" When the matter later came before Judge Pelling QC on appeal, he agreed with the Registrar''s assertion regarding the lack of authority concerning the court''s discretion to order a release from a debt under section 281(5). As a result of this lack of statutory guidance and lack of authority specifically on point, it was held that the court had an unfettered discretion to discharge debts under this provision. Judge Pelling QC did however stress the ''default position'' that family orders had to survive the discharge of a bankrupt and remain subject to an order of the court requiring the discharge of the debt; bankruptcy procedure should not be used as a mechanism under which obligations conferred by family orders were avoided, there is a distinction between family and commercial liabilities."

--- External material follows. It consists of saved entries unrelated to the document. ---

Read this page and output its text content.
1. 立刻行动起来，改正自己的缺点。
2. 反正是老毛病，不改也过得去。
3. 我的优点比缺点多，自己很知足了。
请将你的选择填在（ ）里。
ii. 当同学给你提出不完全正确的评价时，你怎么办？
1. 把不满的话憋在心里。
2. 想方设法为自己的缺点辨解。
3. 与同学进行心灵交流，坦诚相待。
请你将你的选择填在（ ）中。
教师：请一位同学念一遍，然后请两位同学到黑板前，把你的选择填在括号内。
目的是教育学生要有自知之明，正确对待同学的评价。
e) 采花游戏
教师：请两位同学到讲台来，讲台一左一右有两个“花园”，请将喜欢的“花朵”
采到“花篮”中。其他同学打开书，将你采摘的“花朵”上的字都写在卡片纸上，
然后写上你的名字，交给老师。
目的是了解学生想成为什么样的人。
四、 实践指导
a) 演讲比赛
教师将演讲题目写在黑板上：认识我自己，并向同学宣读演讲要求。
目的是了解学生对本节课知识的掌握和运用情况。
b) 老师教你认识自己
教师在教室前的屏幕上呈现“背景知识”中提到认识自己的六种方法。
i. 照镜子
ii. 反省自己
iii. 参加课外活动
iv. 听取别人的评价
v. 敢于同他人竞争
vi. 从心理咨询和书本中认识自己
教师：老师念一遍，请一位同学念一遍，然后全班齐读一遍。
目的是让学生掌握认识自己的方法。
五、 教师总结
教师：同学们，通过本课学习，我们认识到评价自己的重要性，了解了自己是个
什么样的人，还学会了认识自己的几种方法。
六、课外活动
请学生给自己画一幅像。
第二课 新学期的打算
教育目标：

Thanks for this, Maggie and for keeping us all up to date !
I suppose, if you look at it, bankruptcy is a way in which one can legally be released from a debt.
A family Court has the power to order re-allocation of debts as between divorcing spouses, though this does not, of itself, affect the liability to the lender.
If the Court is satisfied that bankruptcy is a device to prejudice the position of a divorcing spouse, then the Court has, as the case makes clear, a discretion to refuse to discharge it.
Actually, Mike, it''s even tougher than that. The default position is no discharge. The bankrupt has to apply for discharge from matrimonial orders and the case Maggie refers to is the very first time anyone has tried it - unsuccessfully as it happens. The Court said there would have to be some exceptional reason to grant the discharge if the debt arose from a family law order.